Given three positive semi-definite matrices $A, B, C$. Show $\operatorname{Tr}(AB) \leq \operatorname{Tr}(AC)$ where $B \preceq C$?
This inequality is the matrix form of multiplying a positive number to both sides of an equality.
My attempt:
Since $A$ is P.S.D $A=A^{1/2}A^{1/2}$ so $\text{Tr}(AB)=\text{Tr}(A^{1/2}BA^{1/2})$, I need to show $\text{Tr}(A^{1/2}BA^{1/2}) \leq \text{Tr}(A^{1/2}CA^{1/2})$ using $B \preceq C$ which I stuck.
Also, if you can show it differently please add that method as well but please first complete my answer.
Best Answer
Your first step is good.
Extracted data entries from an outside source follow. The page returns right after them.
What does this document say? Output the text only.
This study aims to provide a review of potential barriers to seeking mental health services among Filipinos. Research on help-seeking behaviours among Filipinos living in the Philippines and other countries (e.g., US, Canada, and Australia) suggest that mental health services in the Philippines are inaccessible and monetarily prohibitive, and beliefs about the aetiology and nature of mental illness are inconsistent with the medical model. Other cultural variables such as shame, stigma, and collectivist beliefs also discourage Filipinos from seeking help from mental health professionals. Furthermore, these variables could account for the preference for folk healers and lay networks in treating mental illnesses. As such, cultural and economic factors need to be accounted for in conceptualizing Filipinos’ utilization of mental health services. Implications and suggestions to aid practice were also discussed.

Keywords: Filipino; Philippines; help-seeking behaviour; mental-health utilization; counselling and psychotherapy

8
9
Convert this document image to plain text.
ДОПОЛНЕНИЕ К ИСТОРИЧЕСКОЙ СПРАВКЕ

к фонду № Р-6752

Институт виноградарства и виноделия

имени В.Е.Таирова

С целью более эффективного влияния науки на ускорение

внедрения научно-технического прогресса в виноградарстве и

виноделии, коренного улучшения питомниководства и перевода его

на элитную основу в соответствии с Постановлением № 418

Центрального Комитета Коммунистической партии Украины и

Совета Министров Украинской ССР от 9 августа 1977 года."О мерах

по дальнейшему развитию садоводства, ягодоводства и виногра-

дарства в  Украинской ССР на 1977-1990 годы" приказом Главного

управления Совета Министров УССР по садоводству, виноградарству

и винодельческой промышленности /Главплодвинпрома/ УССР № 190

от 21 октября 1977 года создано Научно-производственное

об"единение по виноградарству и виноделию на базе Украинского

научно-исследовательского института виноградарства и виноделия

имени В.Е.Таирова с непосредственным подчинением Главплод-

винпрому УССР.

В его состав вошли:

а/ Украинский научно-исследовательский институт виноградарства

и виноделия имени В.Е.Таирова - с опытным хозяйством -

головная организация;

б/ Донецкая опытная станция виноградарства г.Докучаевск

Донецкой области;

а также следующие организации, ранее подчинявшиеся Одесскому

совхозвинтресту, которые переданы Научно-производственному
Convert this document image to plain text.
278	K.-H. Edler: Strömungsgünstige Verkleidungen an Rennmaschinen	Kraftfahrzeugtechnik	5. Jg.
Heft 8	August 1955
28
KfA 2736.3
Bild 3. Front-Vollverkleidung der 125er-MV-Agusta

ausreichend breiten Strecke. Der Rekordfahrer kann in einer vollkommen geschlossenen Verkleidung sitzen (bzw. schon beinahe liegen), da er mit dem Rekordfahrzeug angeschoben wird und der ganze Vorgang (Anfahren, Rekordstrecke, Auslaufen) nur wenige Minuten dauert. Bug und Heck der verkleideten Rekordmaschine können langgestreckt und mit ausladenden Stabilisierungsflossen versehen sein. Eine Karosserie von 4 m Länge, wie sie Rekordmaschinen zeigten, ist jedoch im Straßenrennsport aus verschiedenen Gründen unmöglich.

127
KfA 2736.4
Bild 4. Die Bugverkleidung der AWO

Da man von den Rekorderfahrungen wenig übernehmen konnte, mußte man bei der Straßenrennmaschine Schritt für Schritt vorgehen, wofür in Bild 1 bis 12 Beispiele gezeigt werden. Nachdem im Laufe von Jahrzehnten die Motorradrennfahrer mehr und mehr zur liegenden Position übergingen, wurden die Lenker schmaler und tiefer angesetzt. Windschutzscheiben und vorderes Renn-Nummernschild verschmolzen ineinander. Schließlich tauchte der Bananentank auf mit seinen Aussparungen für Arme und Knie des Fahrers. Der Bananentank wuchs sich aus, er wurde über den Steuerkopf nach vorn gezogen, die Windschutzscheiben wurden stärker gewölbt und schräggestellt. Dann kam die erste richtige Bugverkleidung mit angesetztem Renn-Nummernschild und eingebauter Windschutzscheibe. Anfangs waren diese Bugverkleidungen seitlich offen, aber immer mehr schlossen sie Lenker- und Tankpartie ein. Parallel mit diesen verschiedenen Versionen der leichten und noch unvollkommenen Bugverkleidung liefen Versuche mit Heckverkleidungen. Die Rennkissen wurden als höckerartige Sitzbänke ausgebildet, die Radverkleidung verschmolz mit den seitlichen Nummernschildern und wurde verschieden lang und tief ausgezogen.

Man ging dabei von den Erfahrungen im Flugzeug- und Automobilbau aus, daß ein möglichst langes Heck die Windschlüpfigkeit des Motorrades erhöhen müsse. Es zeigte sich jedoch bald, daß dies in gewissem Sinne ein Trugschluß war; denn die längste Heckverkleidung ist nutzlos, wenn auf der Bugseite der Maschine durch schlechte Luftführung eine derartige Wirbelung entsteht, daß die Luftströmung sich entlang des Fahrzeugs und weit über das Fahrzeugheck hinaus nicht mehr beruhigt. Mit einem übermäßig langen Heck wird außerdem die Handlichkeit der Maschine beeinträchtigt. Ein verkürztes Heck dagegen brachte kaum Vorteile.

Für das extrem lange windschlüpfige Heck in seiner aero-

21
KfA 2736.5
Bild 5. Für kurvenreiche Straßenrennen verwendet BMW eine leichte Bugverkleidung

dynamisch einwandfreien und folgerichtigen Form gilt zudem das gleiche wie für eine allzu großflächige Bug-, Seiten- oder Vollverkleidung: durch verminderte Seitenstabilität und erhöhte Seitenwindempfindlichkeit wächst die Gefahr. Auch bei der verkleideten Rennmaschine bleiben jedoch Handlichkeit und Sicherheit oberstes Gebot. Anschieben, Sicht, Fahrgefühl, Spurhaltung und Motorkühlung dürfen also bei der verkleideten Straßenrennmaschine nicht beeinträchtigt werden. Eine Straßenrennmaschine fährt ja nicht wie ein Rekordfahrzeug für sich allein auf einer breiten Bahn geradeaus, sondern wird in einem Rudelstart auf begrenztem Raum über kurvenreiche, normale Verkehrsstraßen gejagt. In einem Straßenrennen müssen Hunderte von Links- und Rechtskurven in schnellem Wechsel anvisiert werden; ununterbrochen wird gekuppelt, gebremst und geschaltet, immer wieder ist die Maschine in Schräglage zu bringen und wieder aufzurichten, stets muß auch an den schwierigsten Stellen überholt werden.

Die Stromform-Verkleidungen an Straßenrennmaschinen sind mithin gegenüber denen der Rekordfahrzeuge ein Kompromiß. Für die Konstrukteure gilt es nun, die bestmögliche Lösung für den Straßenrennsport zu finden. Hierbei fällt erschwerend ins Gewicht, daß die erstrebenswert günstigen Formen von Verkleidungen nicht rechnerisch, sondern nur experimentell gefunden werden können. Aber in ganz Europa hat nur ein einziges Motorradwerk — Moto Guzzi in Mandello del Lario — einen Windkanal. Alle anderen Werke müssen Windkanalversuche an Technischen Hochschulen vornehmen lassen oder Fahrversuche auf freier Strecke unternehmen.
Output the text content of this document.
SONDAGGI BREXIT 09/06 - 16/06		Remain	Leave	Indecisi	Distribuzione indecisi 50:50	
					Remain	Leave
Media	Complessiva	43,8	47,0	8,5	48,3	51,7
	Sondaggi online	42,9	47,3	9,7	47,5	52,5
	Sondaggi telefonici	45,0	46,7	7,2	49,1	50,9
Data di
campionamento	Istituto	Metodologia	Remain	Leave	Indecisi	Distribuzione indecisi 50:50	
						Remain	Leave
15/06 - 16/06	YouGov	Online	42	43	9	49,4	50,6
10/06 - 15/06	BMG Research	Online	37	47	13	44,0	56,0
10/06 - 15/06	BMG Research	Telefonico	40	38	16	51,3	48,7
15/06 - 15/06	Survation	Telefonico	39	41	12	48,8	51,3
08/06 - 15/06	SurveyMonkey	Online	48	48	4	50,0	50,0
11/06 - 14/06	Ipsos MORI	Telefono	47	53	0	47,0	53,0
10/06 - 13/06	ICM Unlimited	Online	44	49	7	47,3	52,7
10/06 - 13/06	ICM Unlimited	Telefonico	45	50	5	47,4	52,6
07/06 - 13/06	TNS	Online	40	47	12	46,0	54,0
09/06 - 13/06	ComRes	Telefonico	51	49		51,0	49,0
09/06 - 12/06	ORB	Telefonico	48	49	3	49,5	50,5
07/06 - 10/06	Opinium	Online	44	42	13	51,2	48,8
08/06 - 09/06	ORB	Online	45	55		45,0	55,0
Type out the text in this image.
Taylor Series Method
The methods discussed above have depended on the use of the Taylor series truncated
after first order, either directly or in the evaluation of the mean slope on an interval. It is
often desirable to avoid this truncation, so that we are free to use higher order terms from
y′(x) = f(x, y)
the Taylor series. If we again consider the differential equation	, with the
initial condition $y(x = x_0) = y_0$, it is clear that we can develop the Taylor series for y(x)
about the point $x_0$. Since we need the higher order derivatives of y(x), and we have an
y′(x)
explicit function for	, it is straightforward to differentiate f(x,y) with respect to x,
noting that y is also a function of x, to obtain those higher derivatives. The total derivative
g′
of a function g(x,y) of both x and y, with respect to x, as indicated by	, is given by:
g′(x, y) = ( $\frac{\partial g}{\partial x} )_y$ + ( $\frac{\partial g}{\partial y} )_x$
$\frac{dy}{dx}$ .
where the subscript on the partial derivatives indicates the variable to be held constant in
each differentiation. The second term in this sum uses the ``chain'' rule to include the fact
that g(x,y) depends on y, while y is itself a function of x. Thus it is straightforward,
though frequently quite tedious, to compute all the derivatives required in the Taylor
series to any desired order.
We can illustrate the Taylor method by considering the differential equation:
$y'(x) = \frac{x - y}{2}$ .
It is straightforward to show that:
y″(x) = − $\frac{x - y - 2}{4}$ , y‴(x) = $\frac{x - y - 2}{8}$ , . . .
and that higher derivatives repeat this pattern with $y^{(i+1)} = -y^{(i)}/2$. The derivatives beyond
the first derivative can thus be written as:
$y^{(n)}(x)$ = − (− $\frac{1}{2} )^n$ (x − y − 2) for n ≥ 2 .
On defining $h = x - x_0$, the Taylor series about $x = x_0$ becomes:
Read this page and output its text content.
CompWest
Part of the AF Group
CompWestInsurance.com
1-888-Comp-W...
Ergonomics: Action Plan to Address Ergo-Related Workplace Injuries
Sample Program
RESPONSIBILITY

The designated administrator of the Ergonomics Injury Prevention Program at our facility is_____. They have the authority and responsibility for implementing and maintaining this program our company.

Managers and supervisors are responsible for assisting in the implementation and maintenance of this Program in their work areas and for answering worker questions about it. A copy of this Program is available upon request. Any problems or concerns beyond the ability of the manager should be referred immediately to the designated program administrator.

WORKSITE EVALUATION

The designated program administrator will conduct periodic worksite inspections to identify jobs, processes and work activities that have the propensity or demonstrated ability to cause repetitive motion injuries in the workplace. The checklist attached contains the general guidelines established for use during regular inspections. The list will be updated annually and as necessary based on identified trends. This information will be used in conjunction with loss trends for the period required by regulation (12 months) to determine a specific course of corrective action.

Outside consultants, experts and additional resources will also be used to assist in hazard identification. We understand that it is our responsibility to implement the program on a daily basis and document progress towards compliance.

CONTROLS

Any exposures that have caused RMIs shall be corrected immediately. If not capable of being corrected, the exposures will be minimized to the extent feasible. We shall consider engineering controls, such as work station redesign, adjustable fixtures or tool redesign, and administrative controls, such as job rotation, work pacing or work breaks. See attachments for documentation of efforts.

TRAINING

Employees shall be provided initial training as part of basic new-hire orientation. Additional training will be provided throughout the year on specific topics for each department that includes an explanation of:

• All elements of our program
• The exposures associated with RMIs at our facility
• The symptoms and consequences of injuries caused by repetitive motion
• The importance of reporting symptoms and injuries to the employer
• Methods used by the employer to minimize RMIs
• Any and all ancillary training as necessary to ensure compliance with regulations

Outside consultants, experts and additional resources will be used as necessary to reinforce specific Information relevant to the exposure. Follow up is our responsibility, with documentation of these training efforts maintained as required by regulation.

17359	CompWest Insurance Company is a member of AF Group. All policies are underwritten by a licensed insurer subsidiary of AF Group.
Since $$ x^H A^{1/2}BA^{1/2} x=(A^{1/2} x)^HB(A^{1/2} x)\leq (A^{1/2}x)^H C(A^{1/2} x)=x^{H}A^{1/2}C A^{1/2} x, $$ we have $A^{1/2}BA^{1/2}\preceq A^{1/2}CA^{1/2}$. Thus $$ \mathrm{Tr}(A^{1/2}BA^{1/2})=\sum_{k=1}^n e_k^H A^{1/2}BA^{1/2} e_k\leq \sum_{k=1}^n e_k^H A^{1/2}CA^{1/2} e_k=\mathrm{Tr}(A^{1/2}CA^{1/2}), $$ where $(e_1,\dots,e_n)$ is an orthonormal basis of $\mathbb{C}^n$.